The Bylaws define:
- the name, registered office and term of the company;
- the company's mission;
- the structure of the share capital, powers for its increase, special powers reserved to governmental authorities, shareholders’ rights, voting restrictions and resignation possibilities;
- the Shareholders’ Meeting procedure and the entitlement to participate;
- the administration and control model adopted and the procedures for the appointment of the Board of Directors and the Board of Statutory Auditors, the regulations for the Board of Directors’ operation, the composition and distribution of the powers of the corporate bodies and the relations among them;
- the term of corporate activities and the regulations on dividend distribution;
- the provisions regarding the company’s dissolution and liquidation.
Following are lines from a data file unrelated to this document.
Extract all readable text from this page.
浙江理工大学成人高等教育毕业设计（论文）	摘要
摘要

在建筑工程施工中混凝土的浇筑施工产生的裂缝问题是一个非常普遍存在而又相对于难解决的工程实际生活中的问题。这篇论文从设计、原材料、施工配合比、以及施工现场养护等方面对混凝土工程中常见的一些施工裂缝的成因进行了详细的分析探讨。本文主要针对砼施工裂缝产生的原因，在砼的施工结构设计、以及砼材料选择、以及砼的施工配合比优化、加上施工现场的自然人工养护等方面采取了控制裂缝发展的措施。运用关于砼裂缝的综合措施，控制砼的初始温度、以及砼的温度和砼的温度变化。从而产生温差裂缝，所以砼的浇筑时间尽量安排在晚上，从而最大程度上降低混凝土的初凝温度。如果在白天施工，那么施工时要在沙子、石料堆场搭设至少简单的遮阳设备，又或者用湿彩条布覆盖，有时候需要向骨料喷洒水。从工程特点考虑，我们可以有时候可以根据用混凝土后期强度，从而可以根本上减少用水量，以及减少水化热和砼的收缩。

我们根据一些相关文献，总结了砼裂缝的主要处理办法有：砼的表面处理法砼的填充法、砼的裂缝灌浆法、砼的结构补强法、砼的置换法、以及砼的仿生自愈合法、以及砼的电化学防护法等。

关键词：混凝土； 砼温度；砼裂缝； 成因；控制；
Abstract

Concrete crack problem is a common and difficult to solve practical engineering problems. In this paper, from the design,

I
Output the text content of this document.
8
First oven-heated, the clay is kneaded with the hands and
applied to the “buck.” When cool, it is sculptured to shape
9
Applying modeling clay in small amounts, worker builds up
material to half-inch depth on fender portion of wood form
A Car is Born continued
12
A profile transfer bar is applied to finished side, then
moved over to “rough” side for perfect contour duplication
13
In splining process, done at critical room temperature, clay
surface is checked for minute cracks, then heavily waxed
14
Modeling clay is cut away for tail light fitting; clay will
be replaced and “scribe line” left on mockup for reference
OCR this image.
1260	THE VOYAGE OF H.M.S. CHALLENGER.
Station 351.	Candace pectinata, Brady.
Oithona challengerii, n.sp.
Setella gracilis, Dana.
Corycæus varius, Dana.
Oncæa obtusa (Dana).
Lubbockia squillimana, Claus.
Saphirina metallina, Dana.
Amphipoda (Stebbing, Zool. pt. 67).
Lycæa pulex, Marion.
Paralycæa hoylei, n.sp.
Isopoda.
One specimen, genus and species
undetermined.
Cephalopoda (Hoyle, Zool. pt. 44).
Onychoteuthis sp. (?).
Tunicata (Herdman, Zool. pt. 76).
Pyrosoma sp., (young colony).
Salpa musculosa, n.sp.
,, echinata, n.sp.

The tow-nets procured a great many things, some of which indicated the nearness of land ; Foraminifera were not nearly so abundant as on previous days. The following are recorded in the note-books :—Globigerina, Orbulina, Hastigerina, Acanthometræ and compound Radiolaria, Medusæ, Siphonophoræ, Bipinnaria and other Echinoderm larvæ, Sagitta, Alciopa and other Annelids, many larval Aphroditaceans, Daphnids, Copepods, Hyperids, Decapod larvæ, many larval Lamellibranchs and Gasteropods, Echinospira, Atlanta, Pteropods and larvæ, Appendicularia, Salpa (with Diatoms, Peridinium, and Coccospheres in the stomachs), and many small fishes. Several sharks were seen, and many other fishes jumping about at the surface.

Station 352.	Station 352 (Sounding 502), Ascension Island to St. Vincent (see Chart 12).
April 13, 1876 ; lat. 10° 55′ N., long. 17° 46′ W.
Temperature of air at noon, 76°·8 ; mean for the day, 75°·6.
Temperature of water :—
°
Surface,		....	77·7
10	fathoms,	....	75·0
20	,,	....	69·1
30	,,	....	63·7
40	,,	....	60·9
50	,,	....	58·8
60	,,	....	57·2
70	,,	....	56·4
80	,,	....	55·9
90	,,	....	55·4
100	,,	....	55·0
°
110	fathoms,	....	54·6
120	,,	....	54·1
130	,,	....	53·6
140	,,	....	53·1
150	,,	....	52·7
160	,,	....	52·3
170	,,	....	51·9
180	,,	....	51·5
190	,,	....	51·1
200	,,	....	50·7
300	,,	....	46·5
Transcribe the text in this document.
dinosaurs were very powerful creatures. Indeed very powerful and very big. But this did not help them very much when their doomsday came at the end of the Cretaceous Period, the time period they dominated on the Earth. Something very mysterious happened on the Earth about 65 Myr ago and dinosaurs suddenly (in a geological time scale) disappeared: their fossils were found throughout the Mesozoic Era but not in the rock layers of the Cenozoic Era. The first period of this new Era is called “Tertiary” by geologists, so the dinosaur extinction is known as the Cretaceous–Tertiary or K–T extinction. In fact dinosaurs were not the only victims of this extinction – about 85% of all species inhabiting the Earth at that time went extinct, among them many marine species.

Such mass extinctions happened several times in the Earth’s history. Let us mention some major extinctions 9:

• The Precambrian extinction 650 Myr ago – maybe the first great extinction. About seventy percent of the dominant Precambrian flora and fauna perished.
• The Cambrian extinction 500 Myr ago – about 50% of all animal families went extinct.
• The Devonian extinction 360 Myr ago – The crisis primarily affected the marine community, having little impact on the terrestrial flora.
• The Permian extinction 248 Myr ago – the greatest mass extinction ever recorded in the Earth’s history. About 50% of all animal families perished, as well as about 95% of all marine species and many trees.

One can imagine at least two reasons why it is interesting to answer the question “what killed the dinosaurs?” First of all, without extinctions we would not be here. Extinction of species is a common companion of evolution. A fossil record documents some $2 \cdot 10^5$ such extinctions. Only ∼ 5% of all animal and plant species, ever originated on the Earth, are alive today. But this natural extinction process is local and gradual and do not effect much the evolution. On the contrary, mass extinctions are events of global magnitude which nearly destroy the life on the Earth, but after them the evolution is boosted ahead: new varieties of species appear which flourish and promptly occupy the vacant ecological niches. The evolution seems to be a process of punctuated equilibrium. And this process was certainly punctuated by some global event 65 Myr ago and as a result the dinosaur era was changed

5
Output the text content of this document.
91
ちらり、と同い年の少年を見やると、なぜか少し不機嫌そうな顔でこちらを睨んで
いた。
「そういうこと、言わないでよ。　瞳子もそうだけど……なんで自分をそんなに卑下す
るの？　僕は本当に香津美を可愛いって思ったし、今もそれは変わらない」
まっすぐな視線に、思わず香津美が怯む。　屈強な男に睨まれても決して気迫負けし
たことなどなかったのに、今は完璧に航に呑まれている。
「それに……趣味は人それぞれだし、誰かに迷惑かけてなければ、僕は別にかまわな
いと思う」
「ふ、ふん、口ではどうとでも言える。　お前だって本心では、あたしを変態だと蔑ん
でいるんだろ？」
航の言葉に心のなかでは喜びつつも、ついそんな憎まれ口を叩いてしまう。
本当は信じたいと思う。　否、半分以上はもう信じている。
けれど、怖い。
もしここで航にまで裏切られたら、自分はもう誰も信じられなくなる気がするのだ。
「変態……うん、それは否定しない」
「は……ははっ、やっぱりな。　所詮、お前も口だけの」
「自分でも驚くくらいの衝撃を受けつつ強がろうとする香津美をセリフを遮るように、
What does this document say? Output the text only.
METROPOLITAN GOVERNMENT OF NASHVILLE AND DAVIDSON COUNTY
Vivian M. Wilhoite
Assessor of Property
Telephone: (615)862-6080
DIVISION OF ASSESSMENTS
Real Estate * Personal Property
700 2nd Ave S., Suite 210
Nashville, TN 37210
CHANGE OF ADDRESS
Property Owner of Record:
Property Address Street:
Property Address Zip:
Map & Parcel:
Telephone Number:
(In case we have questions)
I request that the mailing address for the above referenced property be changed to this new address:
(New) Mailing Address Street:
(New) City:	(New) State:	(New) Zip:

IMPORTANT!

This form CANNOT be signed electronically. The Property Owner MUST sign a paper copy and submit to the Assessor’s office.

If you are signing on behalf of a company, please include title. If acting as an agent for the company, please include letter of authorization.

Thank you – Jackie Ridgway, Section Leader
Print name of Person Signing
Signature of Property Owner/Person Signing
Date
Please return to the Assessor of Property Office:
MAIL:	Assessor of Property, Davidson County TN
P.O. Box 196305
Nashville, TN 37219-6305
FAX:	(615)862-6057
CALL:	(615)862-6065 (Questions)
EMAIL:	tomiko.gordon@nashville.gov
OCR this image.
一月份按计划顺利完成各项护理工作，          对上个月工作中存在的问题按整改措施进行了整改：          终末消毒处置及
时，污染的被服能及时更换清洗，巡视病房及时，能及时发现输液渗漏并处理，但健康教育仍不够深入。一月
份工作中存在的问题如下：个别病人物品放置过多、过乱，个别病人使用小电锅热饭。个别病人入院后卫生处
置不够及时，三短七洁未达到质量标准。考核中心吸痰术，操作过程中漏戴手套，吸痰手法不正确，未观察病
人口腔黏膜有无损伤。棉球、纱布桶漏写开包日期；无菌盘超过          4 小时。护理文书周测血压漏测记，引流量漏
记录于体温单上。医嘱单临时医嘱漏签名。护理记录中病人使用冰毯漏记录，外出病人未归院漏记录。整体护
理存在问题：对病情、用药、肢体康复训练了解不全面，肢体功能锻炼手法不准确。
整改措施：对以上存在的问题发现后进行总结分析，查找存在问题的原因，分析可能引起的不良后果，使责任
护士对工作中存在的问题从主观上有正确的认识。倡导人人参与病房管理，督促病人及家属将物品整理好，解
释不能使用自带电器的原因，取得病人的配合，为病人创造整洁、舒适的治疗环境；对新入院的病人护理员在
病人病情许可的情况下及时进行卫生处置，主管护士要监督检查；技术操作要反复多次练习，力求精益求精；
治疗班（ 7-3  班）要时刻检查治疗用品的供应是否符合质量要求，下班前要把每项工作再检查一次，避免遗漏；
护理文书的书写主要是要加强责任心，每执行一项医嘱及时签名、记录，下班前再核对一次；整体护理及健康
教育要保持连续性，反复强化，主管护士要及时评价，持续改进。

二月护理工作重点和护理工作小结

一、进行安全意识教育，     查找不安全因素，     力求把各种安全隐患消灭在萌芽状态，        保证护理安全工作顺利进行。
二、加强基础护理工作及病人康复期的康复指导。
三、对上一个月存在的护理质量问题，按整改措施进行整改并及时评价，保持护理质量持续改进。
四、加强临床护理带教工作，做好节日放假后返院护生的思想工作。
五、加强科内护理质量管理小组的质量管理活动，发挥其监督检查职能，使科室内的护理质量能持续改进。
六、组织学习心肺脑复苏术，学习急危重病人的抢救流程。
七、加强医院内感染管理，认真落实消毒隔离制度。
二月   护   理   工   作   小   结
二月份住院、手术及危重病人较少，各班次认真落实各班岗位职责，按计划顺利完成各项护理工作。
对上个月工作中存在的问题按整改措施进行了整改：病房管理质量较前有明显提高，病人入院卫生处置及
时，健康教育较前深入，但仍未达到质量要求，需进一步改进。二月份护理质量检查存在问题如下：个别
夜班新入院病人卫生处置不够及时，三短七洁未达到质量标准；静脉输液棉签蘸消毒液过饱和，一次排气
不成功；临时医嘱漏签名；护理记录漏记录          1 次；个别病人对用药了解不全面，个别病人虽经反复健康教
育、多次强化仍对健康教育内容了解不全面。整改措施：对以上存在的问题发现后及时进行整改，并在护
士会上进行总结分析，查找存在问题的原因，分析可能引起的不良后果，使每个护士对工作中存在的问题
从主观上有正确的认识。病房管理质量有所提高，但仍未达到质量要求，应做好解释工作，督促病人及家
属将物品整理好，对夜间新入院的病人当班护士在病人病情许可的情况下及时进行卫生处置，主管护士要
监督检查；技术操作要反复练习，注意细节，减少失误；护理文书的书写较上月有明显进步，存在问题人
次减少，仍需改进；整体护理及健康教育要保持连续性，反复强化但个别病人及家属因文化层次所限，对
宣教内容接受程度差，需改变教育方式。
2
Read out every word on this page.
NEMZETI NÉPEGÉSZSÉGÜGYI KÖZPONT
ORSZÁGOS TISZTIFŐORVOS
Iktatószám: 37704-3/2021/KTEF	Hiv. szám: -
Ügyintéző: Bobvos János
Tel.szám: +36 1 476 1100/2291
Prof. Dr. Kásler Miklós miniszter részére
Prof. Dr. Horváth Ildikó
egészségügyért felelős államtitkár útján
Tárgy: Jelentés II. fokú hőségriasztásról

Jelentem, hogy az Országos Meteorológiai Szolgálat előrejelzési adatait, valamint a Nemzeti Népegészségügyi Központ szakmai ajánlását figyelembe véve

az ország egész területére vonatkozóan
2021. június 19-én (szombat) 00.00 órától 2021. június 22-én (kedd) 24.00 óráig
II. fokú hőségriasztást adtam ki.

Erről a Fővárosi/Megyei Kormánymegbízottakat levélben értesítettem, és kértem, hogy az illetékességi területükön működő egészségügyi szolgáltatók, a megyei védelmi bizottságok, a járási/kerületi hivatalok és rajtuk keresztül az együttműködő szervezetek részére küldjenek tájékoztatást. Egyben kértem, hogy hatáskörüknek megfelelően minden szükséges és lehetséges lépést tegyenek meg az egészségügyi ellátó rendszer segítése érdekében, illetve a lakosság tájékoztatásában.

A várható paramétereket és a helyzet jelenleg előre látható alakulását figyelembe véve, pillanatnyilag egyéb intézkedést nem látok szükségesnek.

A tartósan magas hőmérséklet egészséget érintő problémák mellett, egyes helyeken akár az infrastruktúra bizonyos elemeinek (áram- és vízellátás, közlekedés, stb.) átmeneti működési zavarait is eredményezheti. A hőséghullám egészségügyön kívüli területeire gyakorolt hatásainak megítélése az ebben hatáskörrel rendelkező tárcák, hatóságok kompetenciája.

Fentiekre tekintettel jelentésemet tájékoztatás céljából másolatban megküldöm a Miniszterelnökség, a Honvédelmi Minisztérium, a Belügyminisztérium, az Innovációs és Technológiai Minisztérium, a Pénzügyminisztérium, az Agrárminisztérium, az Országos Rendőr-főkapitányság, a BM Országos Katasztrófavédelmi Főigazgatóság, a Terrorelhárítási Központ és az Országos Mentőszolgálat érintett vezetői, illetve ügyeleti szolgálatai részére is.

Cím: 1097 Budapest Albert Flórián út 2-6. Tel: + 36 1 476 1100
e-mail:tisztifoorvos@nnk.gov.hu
For any issues not otherwise provided in the Bylaws, the provisions of the Italian Civil Code and the applicable laws shall prevail.
The Bylaws may be amended by resolution of the Extraordinary Shareholders’ Meeting. However, should the amendments be consequent to adjustments to legal provisions or refer to specific matters provided for by law or referred to in the Bylaws, the Board of Directors may approve its own resolution on the matter.
The latest amendments to the Bylaws were adopted by the Shareholders' Meeting of March 23, 2017. The most pertinent amendment is aimed at supplementing the rules on slate voting for the appointment of the Board of Directors and the Board of Statutory Auditors, in the case that the slate which has obtained the largest number of votes does not have a number of candidates sufficient to ensure that the number of candidates to be elected is reached.